Sur les préjudices :
4. En premier lieu, l'article L. 121-12 du code des assurances prévoit que : " L'assureur qui a payé l'indemnité d'assurance est subrogé, jusqu'à concurrence de cette indemnité, dans les droits et actions de l'assuré contre les tiers qui, par leur fait, ont causé le dommage ayant donné lieu à la responsabilité de l'assureur. ". Il résulte de ces dispositions que la subrogation légale de l'assureur dans les droits de l'assuré ainsi instituée est subordonnée au seul paiement à l'assuré de l'indemnité d'assurance en exécution du contrat d'assurance et ce, dans la limite de la somme versée.
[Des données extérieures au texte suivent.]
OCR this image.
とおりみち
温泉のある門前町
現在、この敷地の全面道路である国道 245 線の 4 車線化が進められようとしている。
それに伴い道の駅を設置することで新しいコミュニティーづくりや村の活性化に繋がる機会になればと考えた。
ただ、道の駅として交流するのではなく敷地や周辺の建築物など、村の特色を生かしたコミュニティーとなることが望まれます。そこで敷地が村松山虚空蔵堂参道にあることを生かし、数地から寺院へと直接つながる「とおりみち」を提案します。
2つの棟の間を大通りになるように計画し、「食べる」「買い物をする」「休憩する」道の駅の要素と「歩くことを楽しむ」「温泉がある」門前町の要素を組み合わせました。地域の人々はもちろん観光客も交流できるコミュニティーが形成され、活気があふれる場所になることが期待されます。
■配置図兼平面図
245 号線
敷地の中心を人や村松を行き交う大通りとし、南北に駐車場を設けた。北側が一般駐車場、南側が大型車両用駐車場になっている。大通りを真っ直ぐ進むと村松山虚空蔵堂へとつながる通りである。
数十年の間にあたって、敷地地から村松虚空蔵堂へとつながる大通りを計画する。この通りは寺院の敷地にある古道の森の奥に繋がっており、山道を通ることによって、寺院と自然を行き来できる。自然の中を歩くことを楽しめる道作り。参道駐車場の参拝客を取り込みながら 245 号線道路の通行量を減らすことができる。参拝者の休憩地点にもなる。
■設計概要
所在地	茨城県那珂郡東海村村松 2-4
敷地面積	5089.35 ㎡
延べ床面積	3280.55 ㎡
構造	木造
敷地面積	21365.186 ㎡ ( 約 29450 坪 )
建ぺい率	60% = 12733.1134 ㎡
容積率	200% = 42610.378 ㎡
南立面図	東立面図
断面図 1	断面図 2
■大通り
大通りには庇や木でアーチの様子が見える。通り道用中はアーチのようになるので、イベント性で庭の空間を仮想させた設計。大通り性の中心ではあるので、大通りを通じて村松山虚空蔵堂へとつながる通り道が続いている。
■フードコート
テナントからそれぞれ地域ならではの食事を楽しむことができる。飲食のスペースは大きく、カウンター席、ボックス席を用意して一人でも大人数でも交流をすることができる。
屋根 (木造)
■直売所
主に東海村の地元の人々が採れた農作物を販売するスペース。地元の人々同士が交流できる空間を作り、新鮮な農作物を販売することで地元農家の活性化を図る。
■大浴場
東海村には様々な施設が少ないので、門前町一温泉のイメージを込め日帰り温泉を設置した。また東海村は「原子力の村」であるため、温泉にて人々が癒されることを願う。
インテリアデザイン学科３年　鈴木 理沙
L'assureur qui demande à en bénéficier peut justifier par tout moyen du paiement d'une indemnité à son assuré.
En ce qui concerne l'agence bancaire CCM Dupuy :
5. Il résulte de l'instruction qu'une quittance subrogative a été signée entre la société d'assurances du Crédit mutuel Iard et l'agence bancaire CCM Dupuy le 5 mars 2021, pour un montant de 4 744,08 euros, correspondant à l'indemnité consécutive aux dégradations commises durant la manifestation des " gilets jaunes " du 22 décembre 2018, telle qu'évaluée par le rapport d'expertise du 25 novembre 2019. Dès lors que la société d'assurances du Crédit mutuel Iard démontre, contrairement à ce qu'indique le préfet en défense, avoir versé à son assurée la somme de 4 744,08 euros, elle a droit au remboursement de cette somme sur le fondement de l'article L. 211-10 du code de la sécurité intérieure.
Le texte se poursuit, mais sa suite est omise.